Occasionally, you’ll find elaborate family compounds, sometimes with fences and landscaping; hardscaped perpetual monuments in the eternal mode of the great pyramids.
But it’s the more ephemeral tributes that speak to me: cards, notes, letters and fresh flowers, a small toy. Things that can travel with the wind, or meld into the earth with the coming of summer rains.
Things like the tiny origami birds in the Peace Crane Wall, the project of a Las Cruces couple, Tim Reed and Vickie Aldrich.
They were inspired by a memorial thousands of miles away. In 1955, moved by a Japanese legend of a recovery inspired by the creation of 1,000 paper cranes, people throughout Japan folded cranes for Sadako Sasaki, who was a toddler in a home about a mile from ground zero when the first atom bomb was dropped on Hiroshima. Radiation and ensuing leukemia killed her on the threshold of her teens.
The Children’s Peace Monument in Hiroshima’s Peace Memorial Park features a statue of Sadako holding a golden crane, and an inscription: “This is our cry. This is our prayer. Peace in the world.”

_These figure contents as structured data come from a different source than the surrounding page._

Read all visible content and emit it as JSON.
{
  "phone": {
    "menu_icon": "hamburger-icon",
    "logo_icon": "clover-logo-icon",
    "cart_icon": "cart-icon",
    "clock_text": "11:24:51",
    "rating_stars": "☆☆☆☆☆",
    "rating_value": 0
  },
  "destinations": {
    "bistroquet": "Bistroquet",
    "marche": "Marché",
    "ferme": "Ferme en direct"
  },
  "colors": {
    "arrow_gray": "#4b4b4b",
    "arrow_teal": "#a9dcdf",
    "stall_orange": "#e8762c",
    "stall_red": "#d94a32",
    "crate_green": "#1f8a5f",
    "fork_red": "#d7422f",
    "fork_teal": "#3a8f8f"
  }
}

Tim and Vickie decided to create a monument with an origami crane and a brief biography and photo, if available, of every U.S. service man and woman who dies in the conflicts in Iraq and Afghanistan.
I first met them when we were a few years into what has become the longest continued conflict in our nation’s history.
Since then, Vickie has taken the ever-growing memorial on a 2008 trip to Washington, D.C., and there have been displays of all or parts of the memorial at sites ranging from Día de los Muertos observances on the Mesilla Plaza to the Las Cruces Veterans Park.
“There were over 5,000 cranes when we updated it last year. We last set it up on April 9 near Johnson Park, by the Branigan Library,” she said.
Tim once told me he made it a point to really pay attention to each life sacrificed, as he folded every crane and searched online for photos and information about each person. And sometimes, even —or especially — after years of folding cranes, he cries, while memorializing people he has never met.
The truest, most enduring memorials live in our hearts and minds and souls, I believe.
But there is much to be said, too, for finite expressions in our material world which can inspire us to ponder the lives we live now and the ways we will be remembered.
And experiencing the creative, thoughtful, tenderly sacred ways we memorialize in the Land of Enchantment can make you feel good about living here and better, I think, about eventually heading for the hereafter yourself.